This all-ramen restaurant from the popular izakaya (and daytime ramen shop), Tsujita, just across the street serves a completely different bowl here, using thick noodles and a dense, porky broth that's chock full of garlic and pork back fat. The dip-able tsukemen, tinged with a vinegary kick, might be even better, with flat noodles that work best for slurping with gusto. Annex serves in a crowded, loud nook of a room until 12 p.m. (the last order is taken at 11:30 p.m.), seven days a week.

Tsujita LA

Both the standard ramen and tsukemen are the two best offerings in LA in either category. The broth and noodles are nearly perfect (one might argue a tad salty), while the tsukemen might even be better than the ramen. Only available during lunch and cash only, but definitely one of the biggest destinations for ramen in the city.

Men Oh Tokushima Ramen

One of the newer entrants to Little Tokyo's ramen scene, Men Oh might be cursed with a sub-par location that's difficult to find for many. Still, the flavorful broth and acceptable noodles makes it more of a hardcore rameniac's spot. Arguably one of the best bowls this side of the city.

Robata JINYA

The full-service restaurant version of Ramen Jinya, there's a more limited ramen here, but it's probably the best bet for this part of town on West 3rd Street. The spicy and regular tonkotsu ramens are the go-to dishes here, with hefty portions that might leave little room for the excellent robata dishes.

Daikokuya

As blue chip as you can get for a ramen joint, Daikokuya has been an anchor in LA's ramen world for a very long time. Despite newcomers in Little Tokyo, it's still has long lines for most of the day. The broth is intense and extremely fatty, though the cheap noodles lessens the overall experience a bit. The fried rice is also worth trying.

Ramen Hayatemaru West LA

If there's a place that has even better ramen side dishes than ramen, this might be the place, with stellar gyoza and chicken karaage to go alongside bowls of white miso ramen and tonkotsu ramen that might not steal one away from the likes of Jinya or Tsujita, but are still respectable at this strip mall West L.A. locale.

Santouka

The longstanding ramen spot on the Westside, it hasn't lost too much luster despite most of the new ramen places in the city opening on Sawtelle.

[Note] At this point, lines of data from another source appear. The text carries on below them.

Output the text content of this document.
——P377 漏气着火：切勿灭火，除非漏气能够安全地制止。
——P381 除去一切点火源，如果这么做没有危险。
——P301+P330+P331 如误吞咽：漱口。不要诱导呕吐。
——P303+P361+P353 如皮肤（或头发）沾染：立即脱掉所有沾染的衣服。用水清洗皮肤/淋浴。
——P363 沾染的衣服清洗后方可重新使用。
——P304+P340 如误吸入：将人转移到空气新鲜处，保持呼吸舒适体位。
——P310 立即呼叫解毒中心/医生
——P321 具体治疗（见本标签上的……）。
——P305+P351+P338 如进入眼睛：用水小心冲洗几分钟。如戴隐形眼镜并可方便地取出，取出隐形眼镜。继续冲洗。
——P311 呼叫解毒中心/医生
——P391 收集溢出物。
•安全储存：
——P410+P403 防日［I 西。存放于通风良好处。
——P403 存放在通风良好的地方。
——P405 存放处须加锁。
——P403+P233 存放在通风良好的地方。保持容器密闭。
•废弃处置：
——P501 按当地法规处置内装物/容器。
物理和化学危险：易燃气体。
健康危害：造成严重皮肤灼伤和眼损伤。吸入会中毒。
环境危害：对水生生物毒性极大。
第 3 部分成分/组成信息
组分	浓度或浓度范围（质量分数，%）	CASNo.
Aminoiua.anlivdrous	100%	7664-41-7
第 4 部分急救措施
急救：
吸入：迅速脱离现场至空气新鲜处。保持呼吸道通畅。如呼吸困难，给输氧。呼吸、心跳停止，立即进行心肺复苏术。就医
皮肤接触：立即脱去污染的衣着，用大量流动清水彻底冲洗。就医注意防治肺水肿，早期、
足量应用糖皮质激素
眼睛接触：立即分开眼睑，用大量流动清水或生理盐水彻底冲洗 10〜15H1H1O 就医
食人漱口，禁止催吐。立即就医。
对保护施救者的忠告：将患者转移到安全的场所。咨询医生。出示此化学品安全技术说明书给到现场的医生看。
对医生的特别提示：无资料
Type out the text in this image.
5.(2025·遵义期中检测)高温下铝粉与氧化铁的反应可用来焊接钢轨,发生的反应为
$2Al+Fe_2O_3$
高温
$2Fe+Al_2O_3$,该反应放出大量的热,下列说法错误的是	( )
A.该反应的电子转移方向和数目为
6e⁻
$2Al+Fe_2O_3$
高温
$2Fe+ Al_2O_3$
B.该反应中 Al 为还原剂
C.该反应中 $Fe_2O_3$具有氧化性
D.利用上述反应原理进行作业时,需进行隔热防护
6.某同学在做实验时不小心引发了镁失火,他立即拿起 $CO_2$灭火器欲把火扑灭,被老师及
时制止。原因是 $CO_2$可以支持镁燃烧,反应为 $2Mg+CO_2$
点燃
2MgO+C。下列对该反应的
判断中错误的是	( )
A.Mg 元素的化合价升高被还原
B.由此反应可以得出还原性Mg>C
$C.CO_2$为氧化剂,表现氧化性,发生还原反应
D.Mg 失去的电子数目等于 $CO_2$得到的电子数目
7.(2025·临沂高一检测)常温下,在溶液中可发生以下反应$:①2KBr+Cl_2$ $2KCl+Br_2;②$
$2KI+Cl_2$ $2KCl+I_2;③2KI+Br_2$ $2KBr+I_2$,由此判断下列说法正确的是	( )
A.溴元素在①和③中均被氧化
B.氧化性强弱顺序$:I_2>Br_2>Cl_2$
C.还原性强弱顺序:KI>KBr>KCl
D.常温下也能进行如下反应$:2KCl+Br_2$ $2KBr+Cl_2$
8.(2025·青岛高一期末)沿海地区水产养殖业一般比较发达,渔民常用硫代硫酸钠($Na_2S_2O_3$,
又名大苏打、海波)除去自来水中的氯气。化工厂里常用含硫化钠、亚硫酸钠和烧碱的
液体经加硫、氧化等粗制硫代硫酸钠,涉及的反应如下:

The miso and shio ramen are tops here, available in various sizes. The broth is unreal, incredibly porky and delicious. Noodles aren't top notch, but it's forgivable.

Ramen Yamadaya

A mini-chain that has opened numerous locations in the past year, Yamadaya boasts a thick, umami-rich tonkotsu broth and thin noodles. The tsukemen broth has a fishy intensity that adds another layer of umami, while the thicker noodles make slurping easier. The quality has dropped off as the spots have expanded, but still one of the better choices on the Westside.